The general consensus around the Autumn Statement seems to have been dismay about tax rises and the plan to add 12p a litre to petrol next Spring.
But, as so often in recent years, few people seem to be holding the Government to account.
In our industry there has also been a reluctant acceptance of the predictable lack of any substantial moves to reform the planning system.
Guests at the Oxford Social last Thursday, which we will report on later this week, were asked to describe the planning system in one word. Suggestions ranged from ‘dysfunctional’ to ‘constipated’ but all were negative.
Earlier the same day the CBI held a conference at the University of Reading which touched on many issues of national and international significance.
The planning system was referred to but so too was the national debt and even immigration. However, what was unsurprising was the lack of long-term answers.
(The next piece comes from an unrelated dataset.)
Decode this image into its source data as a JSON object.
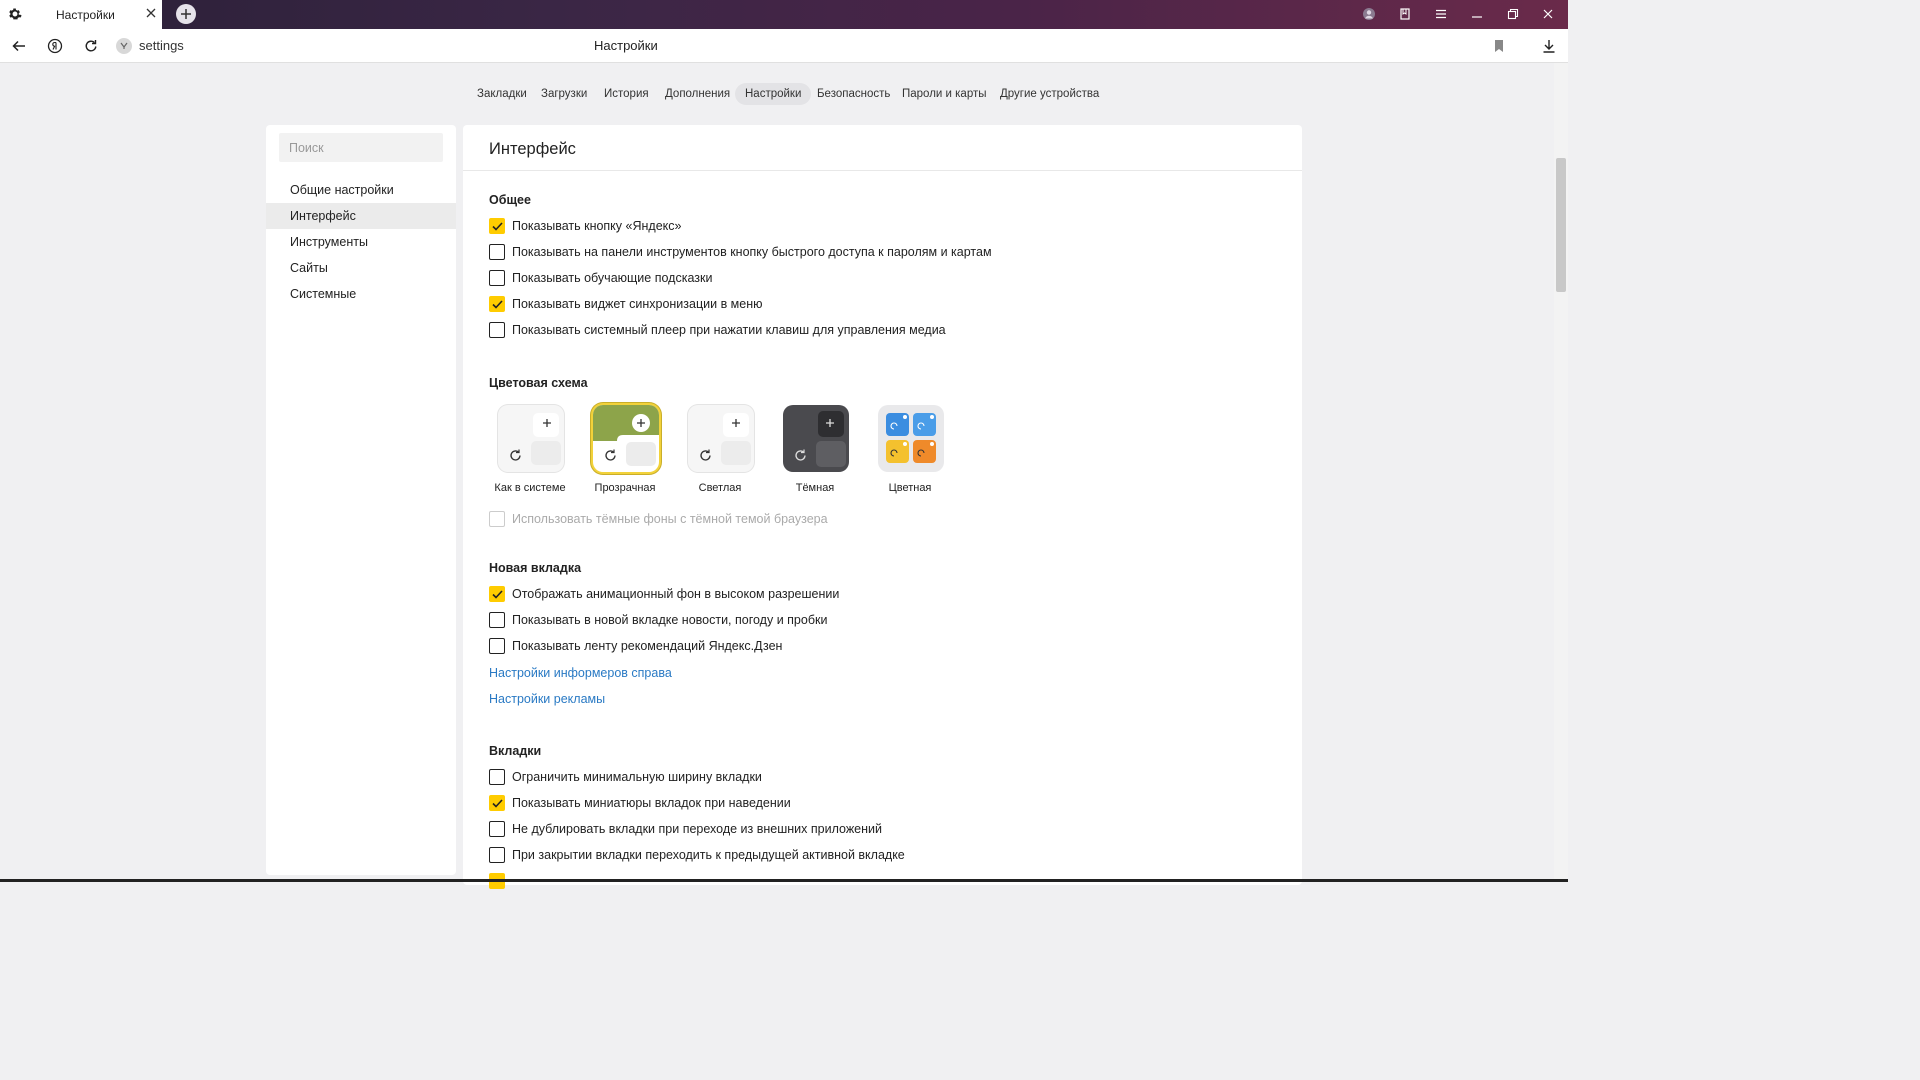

The planning system is slowing development, adding to costs and depriving the country of housing it desperately needs. The national debt is costing £120 billion a year to service. And, while the CBI director general Tony Danker was adamant he wants more immigration, no-one mentioned the Government housing tens of thousands of migrants in hotels with no idea what else to do with them.
Eventually either the hotels will be their permanent homes or they will be given houses. This time bomb will have implications for property but far wider ones for society.
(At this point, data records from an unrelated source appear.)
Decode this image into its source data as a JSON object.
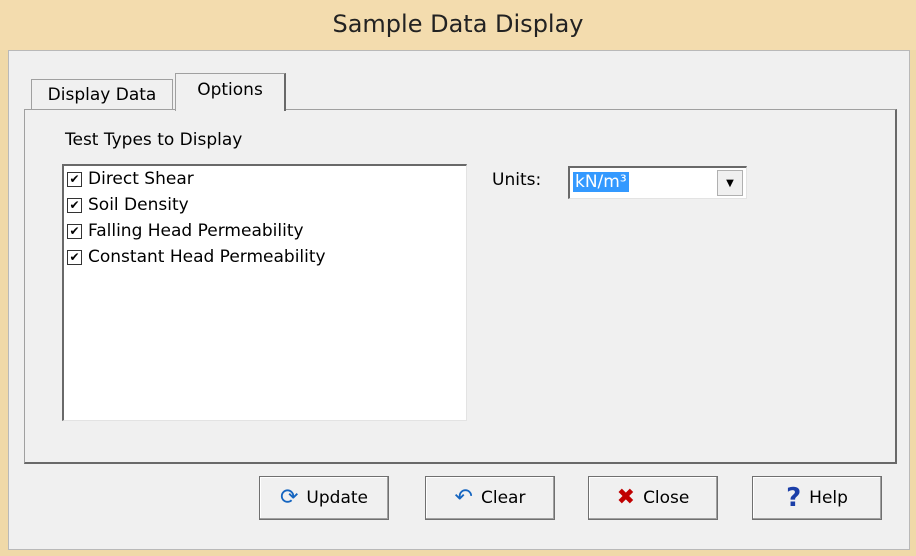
{
  "window": {
    "title": "Sample Data Display"
  },
  "tabs": [
    {
      "label": "Display Data"
    },
    {
      "label": "Options"
    }
  ],
  "options": {
    "group_label": "Test Types to Display",
    "test_types": [
      {
        "label": "Direct Shear",
        "checked": true
      },
      {
        "label": "Soil Density",
        "checked": true
      },
      {
        "label": "Falling Head Permeability",
        "checked": true
      },
      {
        "label": "Constant Head Permeability",
        "checked": true
      }
    ],
    "units_label": "Units:",
    "units_value": "kN/m³"
  },
  "buttons": {
    "update": {
      "label": "Update",
      "icon": "refresh-icon"
    },
    "clear": {
      "label": "Clear",
      "icon": "undo-icon"
    },
    "close": {
      "label": "Close",
      "icon": "close-icon"
    },
    "help": {
      "label": "Help",
      "icon": "help-icon"
    }
  },
  "colors": {
    "title_bar": "#f3dcae",
    "selection": "#3399ff"
  }
}
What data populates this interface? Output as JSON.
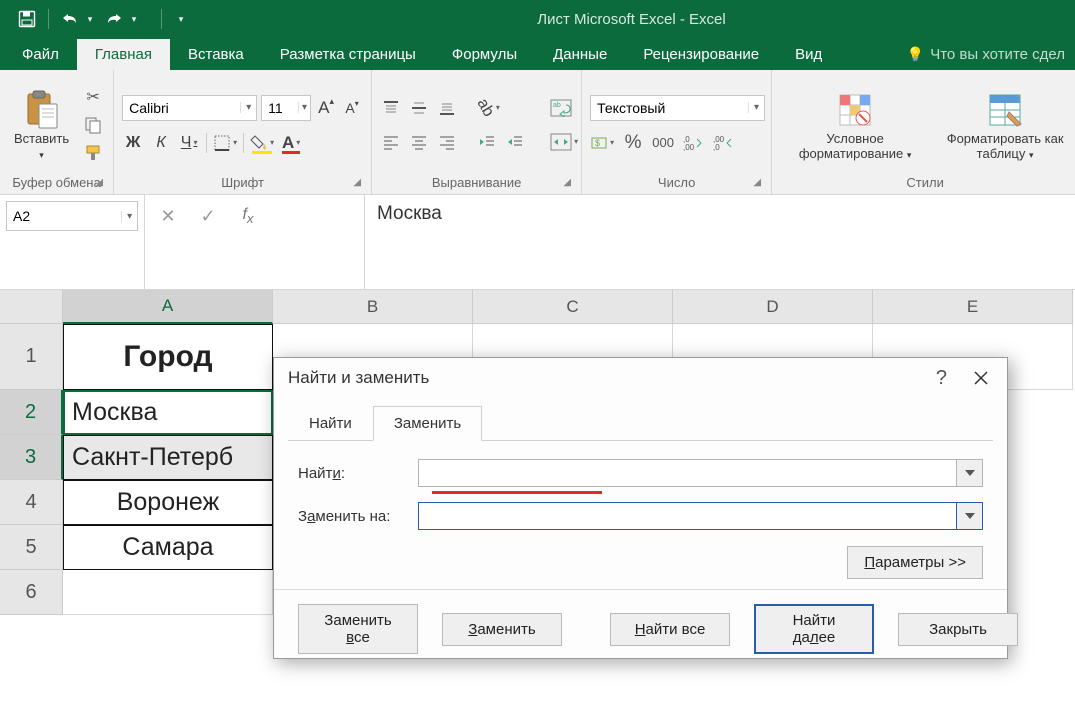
{
  "app": {
    "title": "Лист Microsoft Excel - Excel"
  },
  "qat": {
    "save": "save",
    "undo": "undo",
    "redo": "redo"
  },
  "tabs": {
    "file": "Файл",
    "home": "Главная",
    "insert": "Вставка",
    "layout": "Разметка страницы",
    "formulas": "Формулы",
    "data": "Данные",
    "review": "Рецензирование",
    "view": "Вид",
    "tellme": "Что вы хотите сдел"
  },
  "ribbon": {
    "clipboard": {
      "paste": "Вставить",
      "group": "Буфер обмена"
    },
    "font": {
      "group": "Шрифт",
      "name": "Calibri",
      "size": "11",
      "bold": "Ж",
      "italic": "К",
      "underline": "Ч"
    },
    "align": {
      "group": "Выравнивание"
    },
    "number": {
      "group": "Число",
      "format": "Текстовый",
      "percent": "%",
      "thousands": "000"
    },
    "styles": {
      "group": "Стили",
      "conditional": "Условное форматирование",
      "table": "Форматировать как таблицу"
    }
  },
  "namebox": {
    "value": "A2"
  },
  "formulabar": {
    "value": "Москва"
  },
  "grid": {
    "columns": [
      "A",
      "B",
      "C",
      "D",
      "E"
    ],
    "rows": [
      "1",
      "2",
      "3",
      "4",
      "5",
      "6"
    ],
    "colA": {
      "header": "Город",
      "r2": "Москва",
      "r3": "Сакнт-Петерб",
      "r4": "Воронеж",
      "r5": "Самара"
    }
  },
  "dialog": {
    "title": "Найти и заменить",
    "tab_find": "Найти",
    "tab_replace": "Заменить",
    "find_label_pre": "Найт",
    "find_label_u": "и",
    "find_label_post": ":",
    "find_value": "",
    "replace_label_pre": "З",
    "replace_label_u": "а",
    "replace_label_post": "менить на:",
    "replace_value": "",
    "params_pre": "",
    "params_u": "П",
    "params_post": "араметры >>",
    "replace_all_pre": "Заменить ",
    "replace_all_u": "в",
    "replace_all_post": "се",
    "replace_btn_u": "З",
    "replace_btn_post": "аменить",
    "find_all_u": "Н",
    "find_all_post": "айти все",
    "find_next_pre": "Найти да",
    "find_next_u": "л",
    "find_next_post": "ее",
    "close": "Закрыть"
  }
}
Once upon a time we could talk about the elephant in the room. Now the elephants are crowding out the room since there are so many massive subjects being ignored – and that’s without mentioning the £500bn cost of lockdown, a concept now being disowned by many who had cheered it on for two painful years.
Now they, like the rest of us, have to pay the bill.
But, given the energy debacle, fuel crisis, war, inflation etc, we have so many man-made crises, each with their own bill, you begin to wonder how it was all allowed to happen.